The words that come out of our mouths are thoughts in our minds that we consciously develop before we release them, whether jokingly or not. Being a member of a community made up of diverse races, ethnicities and cultures calls for more sensitivity from individuals even if you feel you are making a statement in secret. You never know who’s listening or how they will respond.

About to receive my diploma from the University of Maryland, I have been reflecting on memorable moments of my college career, both good and bad.  In the midst of high racial tensions in various communities and on college campuses, I thought back to when another black student, one of my four roommates at the time, and I experienced a microaggression from one of our two white roommates.

I never had a problem with any of my roommates. They seemed to be very nice girls and easy to live with. Until one Saturday night when my black roommate experienced an insensitive microaggression. It was fairly dark in the dorm room, so when our two roommates entered they could not tell she was there. One of them announced the room smelled of “black butthole.” They both  laughed, not knowing my roommate heard it all. Shocked and offended, she texted me about the incident.

I was taken aback. I am not an aggressive person, but I did want to talk to the roommate who made the comment and I wanted her to be truthful, apologize and learn from her actions.  When I returned to the dorm and she saw me, she started crying and going on and on about how she’s not racist and that what she said accidentally “slipped.”

I wonder if she grew so emotional out of guilt or because she didn't want her character to be tarnished. She was a bright student and campus leader. I’m sure the last thing she wanted was to be seen in a negative light. Sadly, she couldn’t offer a real explanation for the vulgar remark. She kept repeating she was sorry and not racist.

I wasn’t sympathetic because I couldn't accept something so crude could accidentally be uttered. I let her have her crying jag and forgave her in the end, but, of course, I have not forgotten. Beyond the incident, I didn't feel uncomfortable living with her because she didn't pose a threat to me. However, the next few days were awkward. There was still tension, but it diminished. However, she had lost my trust.
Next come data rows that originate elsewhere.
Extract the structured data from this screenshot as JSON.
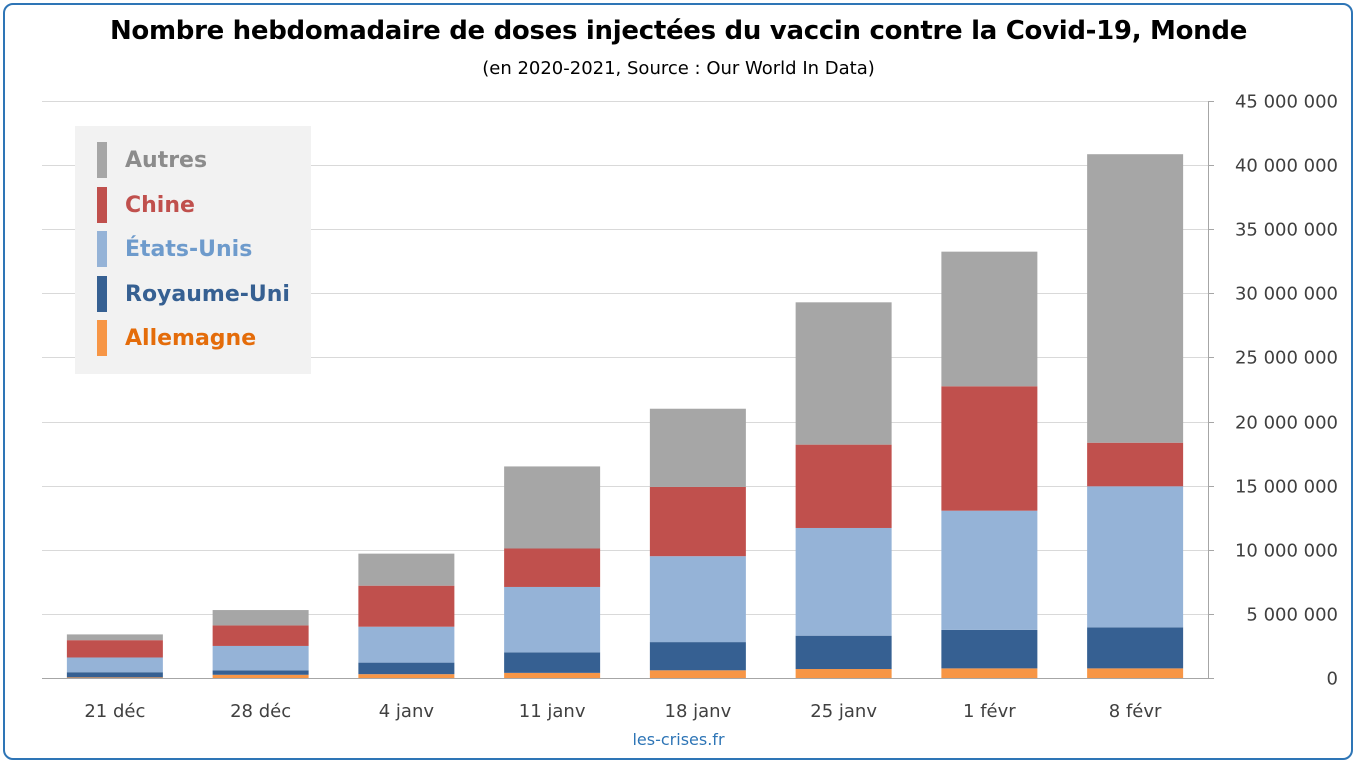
{
  "page": {
    "title": "Nombre hebdomadaire de doses injectées du vaccin contre la Covid-19, Monde",
    "subtitle": "(en 2020-2021, Source : Our World In Data)",
    "source_credit": "les-crises.fr",
    "frame_color": "#2E75B6"
  },
  "chart_data": {
    "type": "bar",
    "stacked": true,
    "title": "Nombre hebdomadaire de doses injectées du vaccin contre la Covid-19, Monde",
    "subtitle": "(en 2020-2021, Source : Our World In Data)",
    "categories": [
      "21 déc",
      "28 déc",
      "4 janv",
      "11 janv",
      "18 janv",
      "25 janv",
      "1 févr",
      "8 févr"
    ],
    "ylim": [
      0,
      45000000
    ],
    "y_ticks": [
      0,
      5000000,
      10000000,
      15000000,
      20000000,
      25000000,
      30000000,
      35000000,
      40000000,
      45000000
    ],
    "y_tick_labels": [
      "0",
      "5 000 000",
      "10 000 000",
      "15 000 000",
      "20 000 000",
      "25 000 000",
      "30 000 000",
      "35 000 000",
      "40 000 000",
      "45 000 000"
    ],
    "y_axis_position": "right",
    "grid": true,
    "legend_position": "top-left",
    "series": [
      {
        "name": "Allemagne",
        "color": "#F79646",
        "label_color": "#E46C0A",
        "values": [
          50000,
          250000,
          300000,
          400000,
          600000,
          700000,
          750000,
          750000
        ]
      },
      {
        "name": "Royaume-Uni",
        "color": "#366092",
        "label_color": "#366092",
        "values": [
          400000,
          350000,
          900000,
          1600000,
          2200000,
          2600000,
          3000000,
          3200000
        ]
      },
      {
        "name": "États-Unis",
        "color": "#95B3D7",
        "label_color": "#6E9BCC",
        "values": [
          1150000,
          1900000,
          2800000,
          5100000,
          6700000,
          8400000,
          9300000,
          11000000
        ]
      },
      {
        "name": "Chine",
        "color": "#C0504D",
        "label_color": "#C0504D",
        "values": [
          1350000,
          1600000,
          3200000,
          3000000,
          5400000,
          6500000,
          9700000,
          3400000
        ]
      },
      {
        "name": "Autres",
        "color": "#A6A6A6",
        "label_color": "#8C8C8C",
        "values": [
          450000,
          1200000,
          2500000,
          6400000,
          6100000,
          11100000,
          10500000,
          22500000
        ]
      }
    ],
    "legend_order": [
      "Autres",
      "Chine",
      "États-Unis",
      "Royaume-Uni",
      "Allemagne"
    ]
  }
}
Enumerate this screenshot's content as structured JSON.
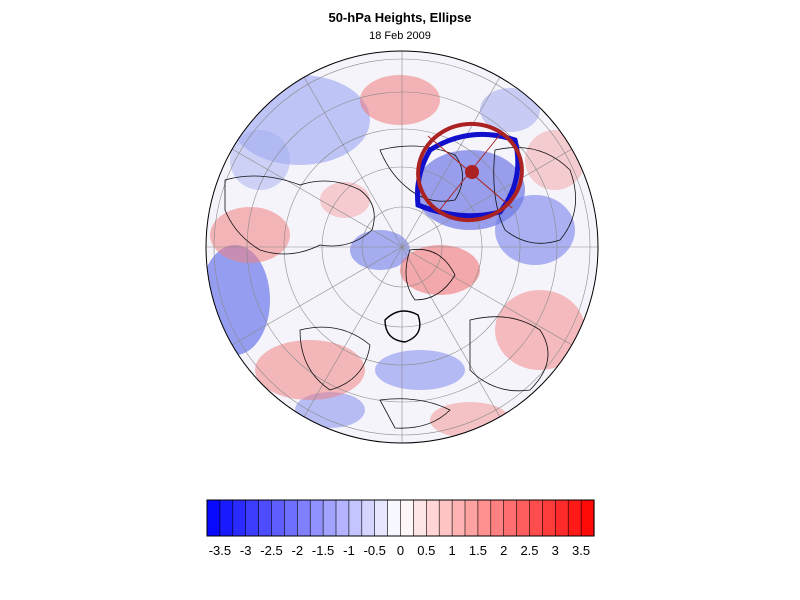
{
  "title": "50-hPa Heights, Ellipse",
  "subtitle": "18 Feb 2009",
  "colorbar": {
    "min": -3.75,
    "max": 3.75,
    "step": 0.25,
    "low_color": "#0000ff",
    "mid_color": "#ffffff",
    "high_color": "#ff0000",
    "ticks": [
      "-3.5",
      "-3",
      "-2.5",
      "-2",
      "-1.5",
      "-1",
      "-0.5",
      "0",
      "0.5",
      "1",
      "1.5",
      "2",
      "2.5",
      "3",
      "3.5"
    ]
  },
  "map": {
    "projection": "orthographic polar",
    "ocean_color": "#f4f4ff",
    "ellipse_colors": {
      "outer": "#1010cc",
      "inner": "#aa2222",
      "small": "#000000"
    }
  }
}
After we were no longer roommates, she would be extremely nice when we saw each other on campus and go the extra mile to make sure she spoke to me. It always felt awkward because the effort seemed ungenuine.

What gets me the most about the justification that something insensitive “slipped” is that if it were an accident there would be no reason to be so apologetic. Another thought: what made her feel that it was okay to say something so offensive aloud to her friend when she would never dare say such a thing if we were around?

Making jokes based on color and race is never acceptable. Such accidental “slips” can be taken to heart and could potentially yield a not-so-happy ending. It all comes down to the age-old saying, “Think before you speak.”

What may seem like a tiny microaggression speaks to a larger issue. Insensitive remarks in regards to race, whether blatant or subtle, remain common and must be brought under control.